You will also have access to a wide range of support from the Austrian trade centre in Los Angeles.
Winners of this year’s competition will also belong to an “elite” club of 51 previous participants, 36 of whom have found strategic business partners in the U.S., six have established U.S. subsidiaries and three have received VC funding. According to the WKO’s Rafael Rasinger Amilivia, the biggest success story to date is the business-invoicing product epunet (a.k.a., Everbill), created by Blue Monkeys, who have advanced to the next round of funding evaluation from the venture capital firm 500Startups and are in the hunt for up to $1 million in funding this year. A link to Everbill’s pitch from last year can be found here.
xScited’s Josef Schodl cites a German saying, “Der Prophet im eigenen Land ist nichts Wert” (in his native country, the prophet has no worth) in explaining why attending the programme in 2011 was so useful. “Soon after being chosen for GSV, we started getting calls from investors and found our first business angel here in Austria before flying to California.” He feels that his company and perhaps 75% of the others were too green to take full advantage of the program. While it’s “never too early to breathe the Silicon Valley air,” – to take advantage of the coaching opportunities there – “your prototype and presentation should be ready to roll from the moment you step off the airplane.”
Schodl, who will be founding a U.S. company this spring, was pleased with the “Austrian Connection” in Silicon Valley – the dozens of Austrians in and out of the programme whom he met and networked with there. He was not so “xScited” about the free office space at P&PTC (“I didn’t go there to sit at a desk and check my e-mail”) but rather valued the events and networking opportunities. “The biggest challenge isn’t finding a place to work, but a place to live. Rents there have doubled since I first participated. Current applicants to GSV should keep this in mind.”

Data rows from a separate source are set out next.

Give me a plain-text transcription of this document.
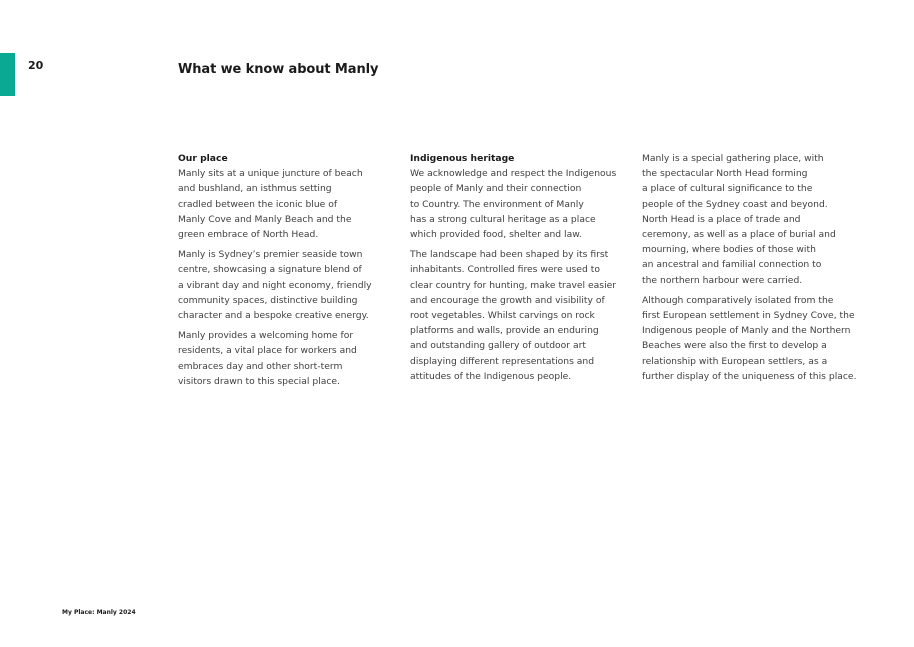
20	What we know about Manly
Our place

Manly sits at a unique juncture of beach
and bushland, an isthmus setting
cradled between the iconic blue of
Manly Cove and Manly Beach and the
green embrace of North Head.

Manly is Sydney’s premier seaside town
centre, showcasing a signature blend of
a vibrant day and night economy, friendly
community spaces, distinctive building
character and a bespoke creative energy.

Manly provides a welcoming home for
residents, a vital place for workers and
embraces day and other short-term
visitors drawn to this special place.

Indigenous heritage

We acknowledge and respect the Indigenous
people of Manly and their connection
to Country. The environment of Manly
has a strong cultural heritage as a place
which provided food, shelter and law.

The landscape had been shaped by its first
inhabitants. Controlled fires were used to
clear country for hunting, make travel easier
and encourage the growth and visibility of
root vegetables. Whilst carvings on rock
platforms and walls, provide an enduring
and outstanding gallery of outdoor art
displaying different representations and
attitudes of the Indigenous people.

Manly is a special gathering place, with
the spectacular North Head forming
a place of cultural significance to the
people of the Sydney coast and beyond.
North Head is a place of trade and
ceremony, as well as a place of burial and
mourning, where bodies of those with
an ancestral and familial connection to
the northern harbour were carried.

Although comparatively isolated from the
first European settlement in Sydney Cove, the
Indigenous people of Manly and the Northern
Beaches were also the first to develop a
relationship with European settlers, as a
further display of the uniqueness of this place.

My Place: Manly 2024
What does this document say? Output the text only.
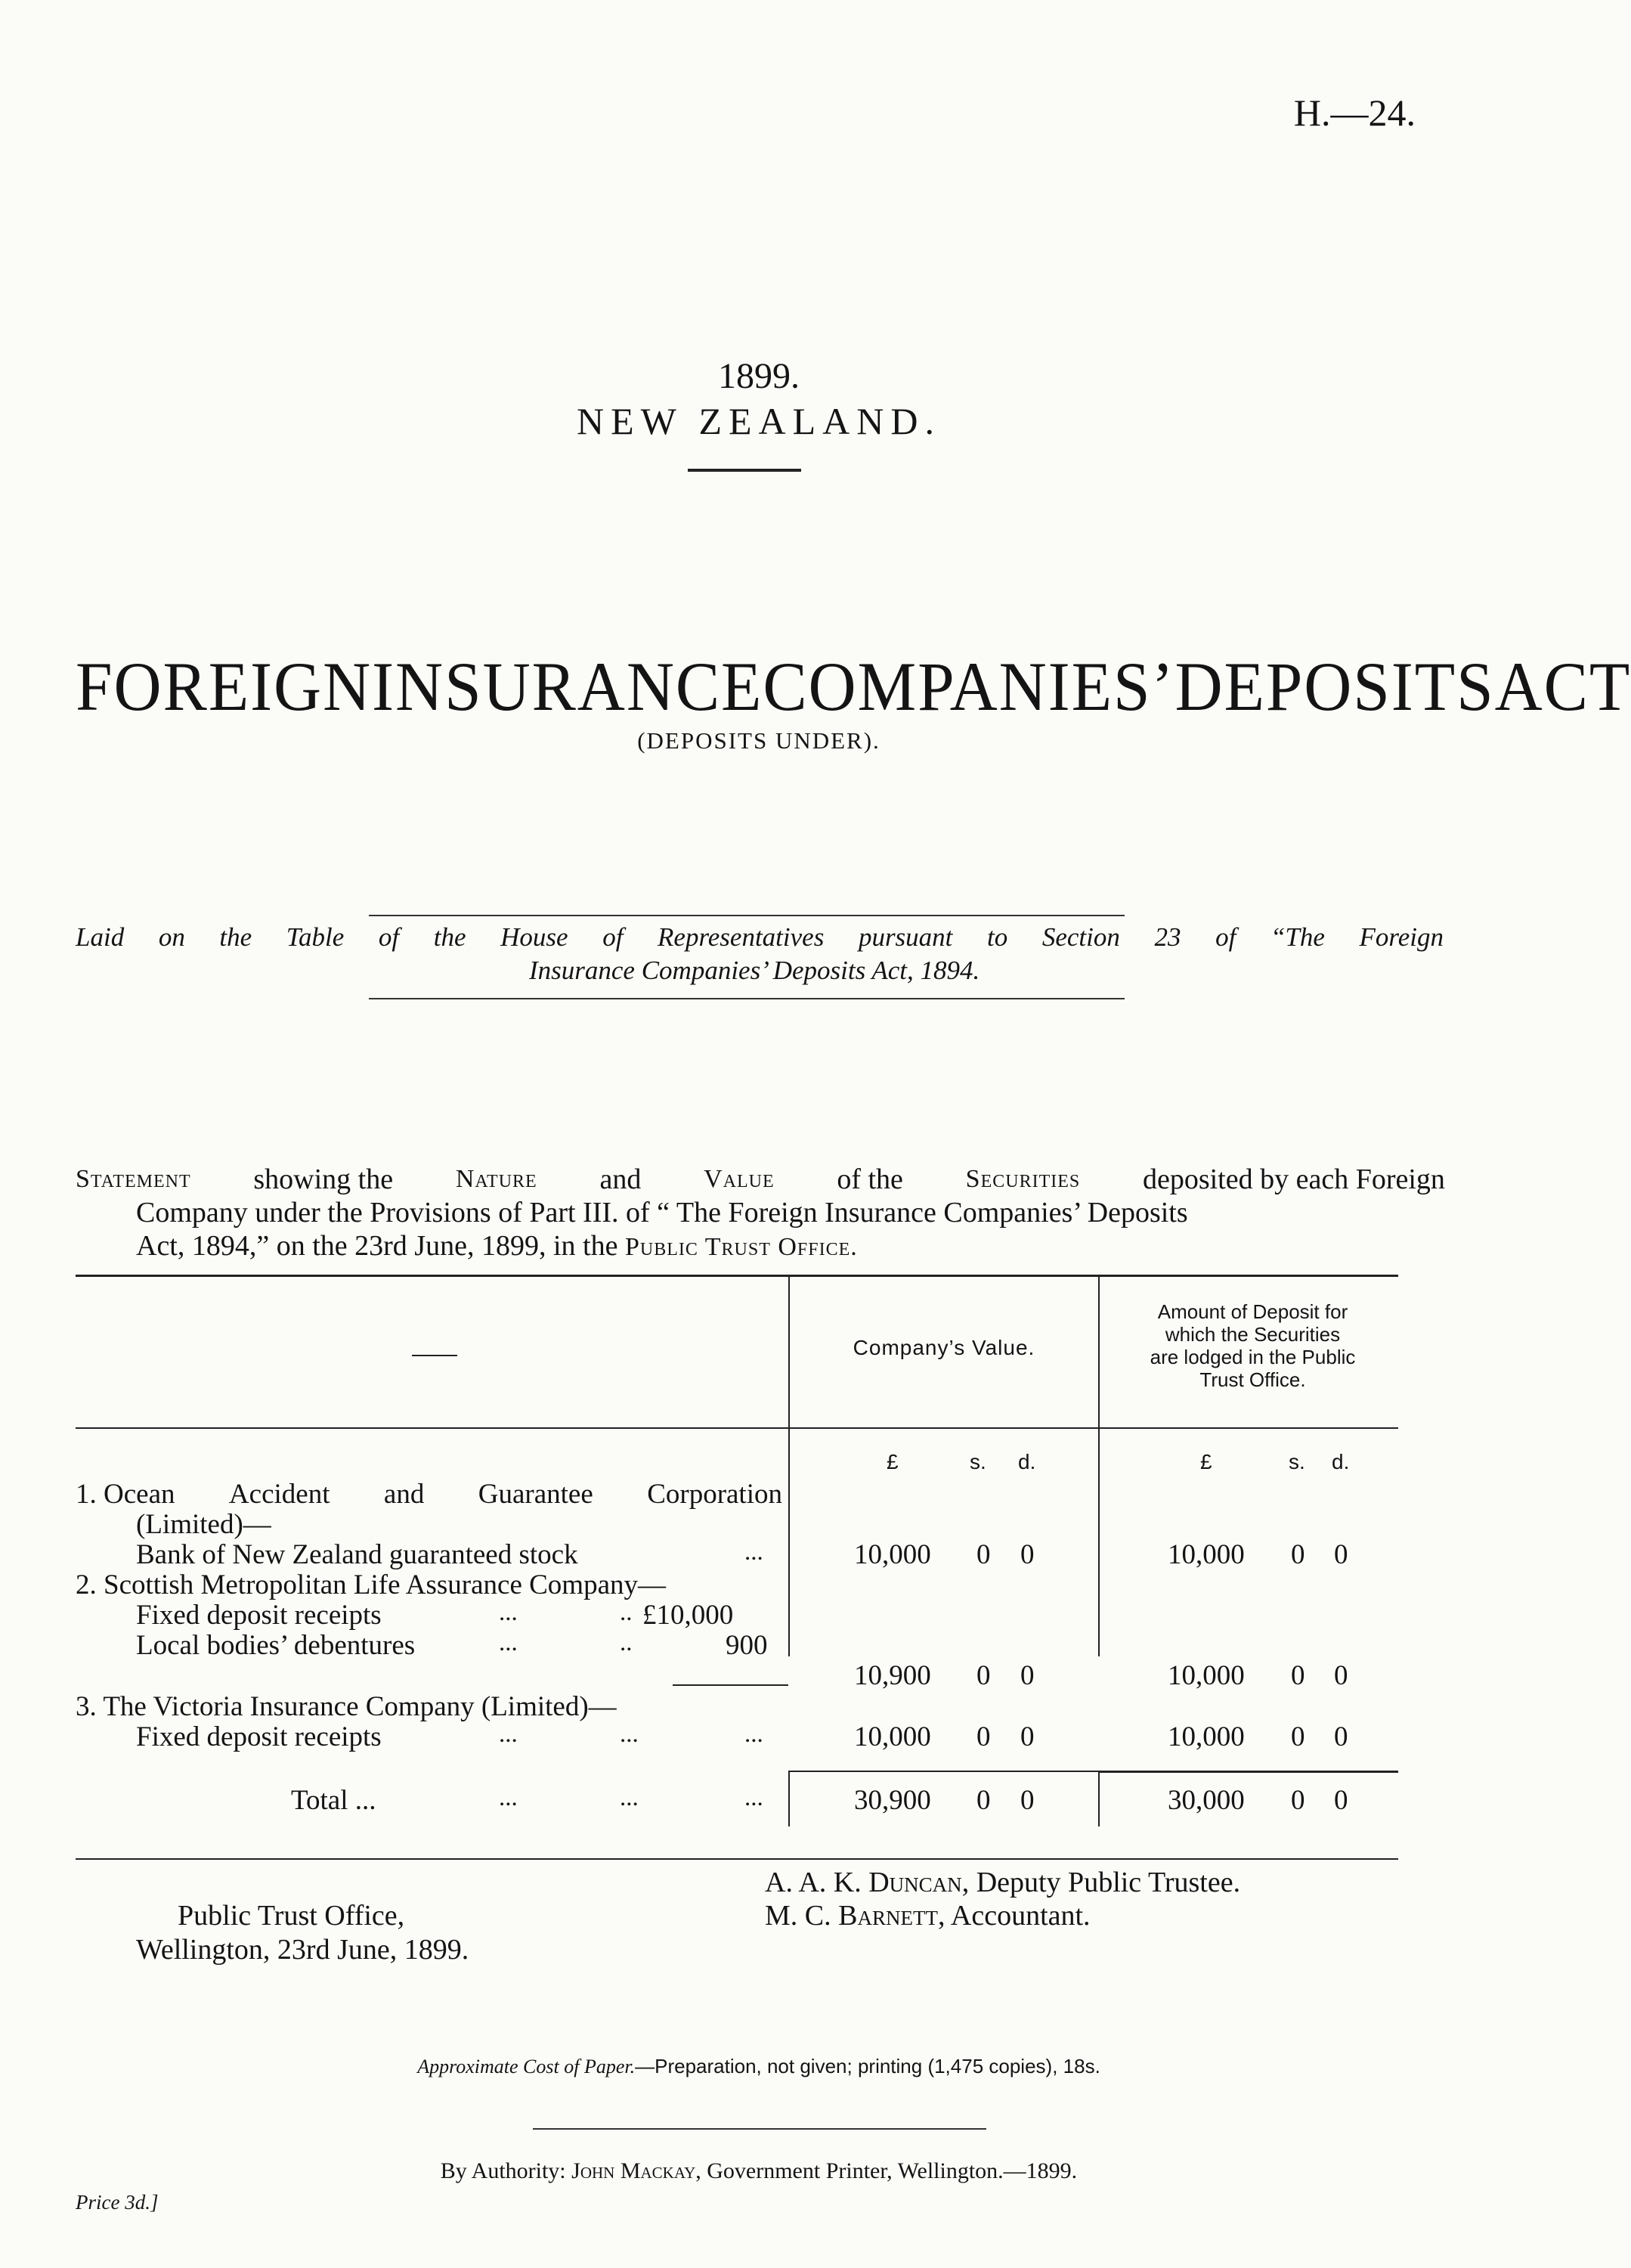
H.—24.
1899.
NEW ZEALAND.
FOREIGN INSURANCE COMPANIES’ DEPOSITS ACT
(DEPOSITS UNDER).
Laid on the Table of the House of Representatives pursuant to Section 23 of “The Foreign
Insurance Companies’ Deposits Act, 1894.

Statement showing the Nature and Value of the Securities deposited by each Foreign

Company under the Provisions of Part III. of “ The Foreign Insurance Companies’ Deposits

Act, 1894,” on the 23rd June, 1899, in the Public Trust Office.

Company’s Value.
Amount of Deposit for
which the Securities
are lodged in the Public
Trust Office.
£	s. d.	£	s. d.
1. Ocean Accident and Guarantee Corporation
(Limited)—
Bank of New Zealand guaranteed stock	...	10,000 0 0	10,000 0 0
2. Scottish Metropolitan Life Assurance Company—
Fixed deposit receipts	...	.. £10,000
Local bodies’ debentures	...	..	900
10,900 0 0	10,000 0 0
3. The Victoria Insurance Company (Limited)—
Fixed deposit receipts	...	...	...	10,000 0 0	10,000 0 0
Total ...	...	...	...	30,900 0 0	30,000 0 0
A. A. K. Duncan, Deputy Public Trustee.
M. C. Barnett, Accountant.
Public Trust Office,
Wellington, 23rd June, 1899.
Approximate Cost of Paper.—Preparation, not given; printing (1,475 copies), 18s.
By Authority: John Mackay, Government Printer, Wellington.—1899.
Price 3d.]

Thomas Schranz of blossom.io participated from October to December 2012 and found most useful the proximity to potential customers. “We visited small start-ups and big companies like Google, all nearby Sunnyvale.” Already having a beta product with some traction was important for him then, both in terms of customer development and getting a foot in the door of potential investors. He adds, “the participants who go there too early in their development or who expect to have everything placed on their lap by the WKO are the ones who are disappointed by the programme. P&PTC is incredibly well-connected but you have to take the initiative to ask for support and networking leads.”
Taking Time to Digest It All
Back in Austria at the moment, Schranz is going back to the Bay Area in the near future, likely to establish a U.S. company. SunnyBAG’s Stefan Ponsold has already returned after spending some time back home. Even though his product is hardware, he felt the GSV program was well suited to his needs (looking for VC and e-commerce partners). He felt it was important to go back after taking some time to digest all that he learned during GSV and now he feels much better prepared and at ease with his presentation pitches. “The bar in Silicon Valley is really high. If your idea and pitch aren’t really well developed, no one will pay attention. It’s good to train your muscles during the GSV program and then return for the real dealing only when you’re in top shape.” He established SunnyBAG, Inc., in America in January in time for the CES Vegas and will be getting additional assistance from the WKO’s Los Angeles bureau in getting good contacts in the retail world.
GSV Wins International Acclaim
The International TradeCenter, a joint agency of the WTO and the UN, honoured the Go Silicon Valley program in 2012 as the best foreign-trade development programme from a developed country. WKO’s Amilivia says: “This confirms that we are on the right track” in developing Austria’s IT sector.